Seperating 16S, 18S, ITS, COI and chloroplast sequences

mars · September 12, 2024, 7:12am

I have about 500 fastq files and each file contains the following 5 different types of amplicon sequences.

16S having 1 pair of primer
18S having 1 pair of primer
ITS having 1 pair of primer
COI having 2 pairs of primers
Chloroplast having 3 pairs of primers

Given that, I need to separate the reads and make 5 independent fastq files from each fastq file. Is there a way in qiime2 where I can extract the reads based on primers? or any other method to accurately pull the respective reads?

I would really appreciate the help.

Many thanks in advance!

timanix · September 12, 2024, 7:38am

Hello!

I am not sure how to handle this but what I would try:

Import samples to Qiime2
Use cutadapt to trimm primers with "--p-discard-untrimmed" and (optionally) "--p-minimum-length" parameters. The idea is that cutadapt will discard any sequence without primers, and if you run it for each primer set you used, it will do the job.

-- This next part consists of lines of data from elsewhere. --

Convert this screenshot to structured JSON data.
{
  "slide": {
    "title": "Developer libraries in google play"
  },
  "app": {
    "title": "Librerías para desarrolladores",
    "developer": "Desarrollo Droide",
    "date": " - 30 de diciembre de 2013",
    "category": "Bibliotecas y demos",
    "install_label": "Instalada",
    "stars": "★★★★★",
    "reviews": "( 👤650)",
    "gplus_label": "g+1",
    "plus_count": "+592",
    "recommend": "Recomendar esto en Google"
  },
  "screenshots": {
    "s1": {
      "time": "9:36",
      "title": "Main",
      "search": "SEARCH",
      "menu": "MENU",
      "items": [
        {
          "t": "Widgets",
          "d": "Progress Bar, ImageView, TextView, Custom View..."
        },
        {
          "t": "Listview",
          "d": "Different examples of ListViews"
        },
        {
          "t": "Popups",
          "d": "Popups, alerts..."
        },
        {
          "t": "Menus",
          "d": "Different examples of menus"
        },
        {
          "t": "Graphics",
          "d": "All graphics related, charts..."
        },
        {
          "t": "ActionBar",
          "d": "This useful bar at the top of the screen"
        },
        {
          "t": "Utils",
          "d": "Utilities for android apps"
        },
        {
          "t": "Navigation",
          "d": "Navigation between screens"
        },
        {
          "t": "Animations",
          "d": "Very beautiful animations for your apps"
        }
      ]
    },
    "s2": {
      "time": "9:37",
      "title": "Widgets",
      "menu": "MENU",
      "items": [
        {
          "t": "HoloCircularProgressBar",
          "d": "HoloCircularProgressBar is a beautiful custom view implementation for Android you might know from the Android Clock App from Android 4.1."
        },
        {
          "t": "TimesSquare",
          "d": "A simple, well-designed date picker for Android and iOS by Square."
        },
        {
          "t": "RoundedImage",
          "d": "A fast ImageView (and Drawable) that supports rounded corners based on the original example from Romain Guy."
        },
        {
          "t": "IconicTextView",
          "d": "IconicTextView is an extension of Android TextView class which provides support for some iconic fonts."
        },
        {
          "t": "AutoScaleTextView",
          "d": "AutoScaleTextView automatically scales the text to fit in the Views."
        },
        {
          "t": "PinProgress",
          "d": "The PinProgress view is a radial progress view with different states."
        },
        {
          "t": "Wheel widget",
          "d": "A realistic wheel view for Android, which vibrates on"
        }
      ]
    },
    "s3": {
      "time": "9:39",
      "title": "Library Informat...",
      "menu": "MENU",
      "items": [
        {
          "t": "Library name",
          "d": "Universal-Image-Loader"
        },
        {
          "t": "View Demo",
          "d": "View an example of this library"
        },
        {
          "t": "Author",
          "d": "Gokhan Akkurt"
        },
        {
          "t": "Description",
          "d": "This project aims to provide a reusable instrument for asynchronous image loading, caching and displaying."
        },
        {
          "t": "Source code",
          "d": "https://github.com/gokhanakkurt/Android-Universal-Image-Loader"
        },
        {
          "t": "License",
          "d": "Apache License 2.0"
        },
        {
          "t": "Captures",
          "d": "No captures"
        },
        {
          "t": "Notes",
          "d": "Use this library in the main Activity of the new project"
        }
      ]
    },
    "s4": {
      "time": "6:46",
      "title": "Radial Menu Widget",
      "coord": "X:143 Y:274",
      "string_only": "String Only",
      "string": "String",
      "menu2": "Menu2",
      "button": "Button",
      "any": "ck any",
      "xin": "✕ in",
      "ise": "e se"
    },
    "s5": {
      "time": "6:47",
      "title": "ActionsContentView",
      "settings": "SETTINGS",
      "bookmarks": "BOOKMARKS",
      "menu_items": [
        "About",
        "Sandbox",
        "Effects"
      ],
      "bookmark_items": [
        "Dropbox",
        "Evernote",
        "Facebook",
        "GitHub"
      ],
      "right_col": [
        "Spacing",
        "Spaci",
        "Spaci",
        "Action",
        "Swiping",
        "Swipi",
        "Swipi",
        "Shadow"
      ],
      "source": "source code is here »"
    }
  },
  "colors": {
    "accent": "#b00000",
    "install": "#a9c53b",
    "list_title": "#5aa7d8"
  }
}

PS. To all: Please feel free to jump in with better suggestions. I am also curious.

Best,
Timur

salias · September 12, 2024, 9:53am

Hi!

I step in just to say I agree with @timanix - the easiest option here is to use q2-cutadapt.

Also, I see here that your idea is to have one FASTQ file for COI (including amplicons derived from both primer sets) and another FASTQ file for Chloroplast (inlcuding the three amplicons):

I think each amplicon should be treated separately. So you would end up with 8 groups instead of 5, one for each primer set.

If you still want to merge amplicons, you can always use qiime feature-table merge and qiime feature-table merge-seqs once you build your feature table (suggested by @llenzi - thanks for that!).

Best,

Sergio

timanix · September 12, 2024, 10:13am

Thank you for stepping in!

I want to add that if you merge amplicons from different primer sets and decide to get beta diversity PCoA, don't be surprised if you get a Y shape or see samples clustering to an almost perfect line. Different primers produce different amplicons, which will be denoised to different ASVs, excluding overlaps between different sets of primers.